Were you confused about drivers racing to the flag under caution when Saturday’s Xfinity Series race at Richmond International Raceway went into overtime?
Scott Miller, NASCAR Senior Vice President of Competition explained some of the more curious moments from Richmond on SiriusXM NASCAR Radio on Monday.
Fans of Clint Bowyer, Aric Almirola, Danica Patrick, Reed Sorenson, Martin Truex Jr. and Kyle Busch took a blow at Richmond International Raceway when their drivers were busted during the final stage of the Monster Energy Cup race on Sunday.
Apparently, they missed the memo regarding NASCAR specifying the new guidelines for drivers turning into pit road.
Miller said it was necessary to make the parameters universal across the series so there was no confusion with an orange cone versus an orange box or two tires over the line compared with four tires.
“We’ve made it abundantly clear in all of the drivers meeting this year that it’s four tires below the orange box for the commitment line,” Miller said. “That was a change for Richmond. We kept stressing that the commitment line rule has changed. They got in the heat of the battle and obviously didn’t remember what we said.

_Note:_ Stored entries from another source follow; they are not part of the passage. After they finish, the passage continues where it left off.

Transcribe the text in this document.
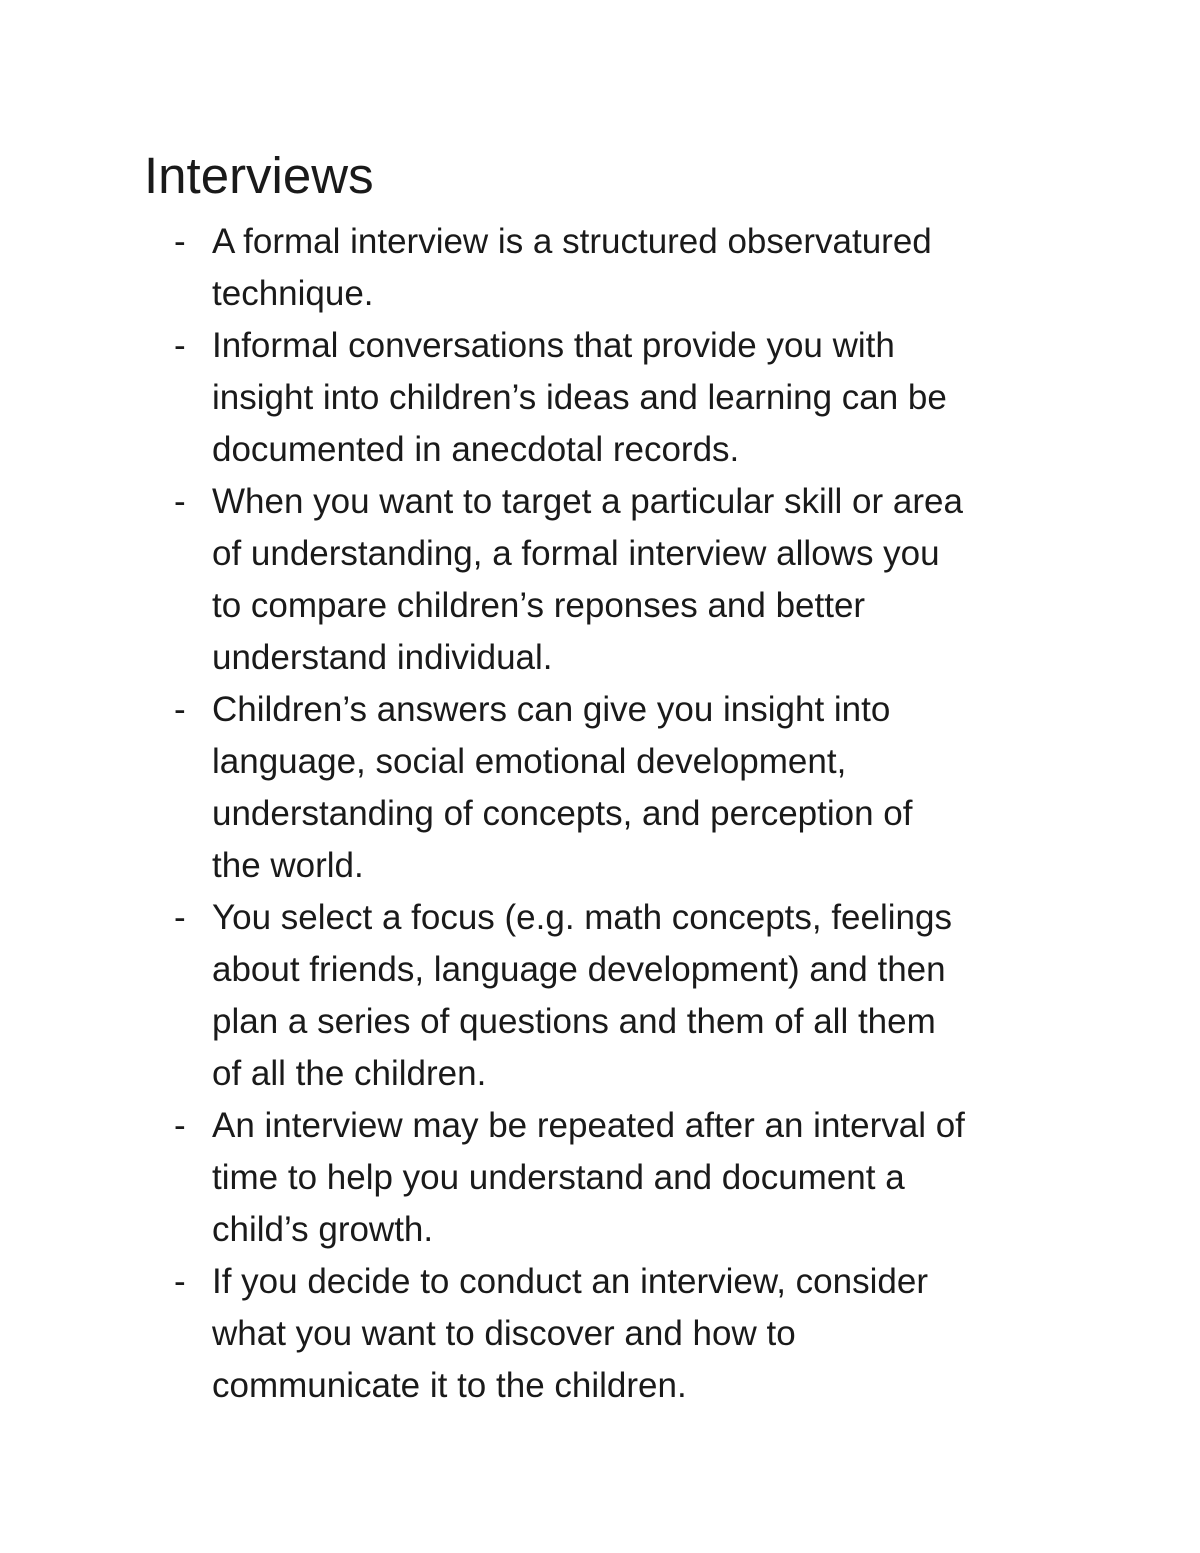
Interviews
- A formal interview is a structured observatured
technique.
- Informal conversations that provide you with
insight into children’s ideas and learning can be
documented in anecdotal records.
- When you want to target a particular skill or area
of understanding, a formal interview allows you
to compare children’s reponses and better
understand individual.
- Children’s answers can give you insight into
language, social emotional development,
understanding of concepts, and perception of
the world.
- You select a focus (e.g. math concepts, feelings
about friends, language development) and then
plan a series of questions and them of all them
of all the children.
- An interview may be repeated after an interval of
time to help you understand and document a
child’s growth.
- If you decide to conduct an interview, consider
what you want to discover and how to
communicate it to the children.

“An unfortunate circumstance, but we make a rule, we have to live by it and officiate by it. That’s what happened yesterday. That’s no different than the extra timing lines, and the speeding penalties when we put that in. It’s just them trying to get used to something new seems to be pretty difficult.”
Xfinity overtime debacle
Saturday’s Xfinity race had some competitors wondering whether they should race to the line following the wreck involving Ryan Reed, Cole Custer and Matt Tifft on the backstretch. Kyle Larson had already crossed the overtime line — with the wreck behind — and he was declared the winner.
“The race was declared “in overtime” so what that means, if we have a restart as soon as the leader crosses the overtime line, the race is official,” Miller said. “And we put the yellow out. All of that transpired — the yellow lights came on like they always do. It happened really fast, and by the time the leaders got back to the start-finish line, our flagman still had the white flag in his hand and not the yellow.
“That was the source of some of the confusion, but it’s almost a little confusing for me as to how that created the confusion, because it’s been standard protocol for many years now that when the yellow lights come on, the track is under caution.
“So a little bit of a mistake on our part, not getting the yellow flag out quick enough at the start-finish line, but you think back at how the races go. If we have a caution that comes out and the leader is in Turn 2, he certainly doesn’t see the yellow flag at the flagstand. He sees the yellow lights and slows down. That’s what we’ve done for years.”
When the Xfinity Series rolls into Talladega Superspeedway this weekend, Miller says fans will continue to see some of the bump-drafting that has occurred in the past. However, following a test last year NASCAR changed the lower fascia on the cars to help eliminate some of the bumper to bumper pushing that occurred throughout the contest.
“They can still get there, but it’s not as simple as it was before we made the change,” Miller said. “That changed the look of the Daytona race a little bit, and we’re coming back to Talladega with that same thing.
“They’ll still be able to get on each other, and we will have to officiate it. You can bump, but you can’t lock bumpers and push. There’s a few of them that are very, very good at it. We go back and look at the videos, and it looks like they’re locked up. But when you look really close at the video, they’re just really close and tap-tap-tap. It’s hard to make those calls. It’s not the easiest thing to officiate from the tower. But we will do our best to get things right.”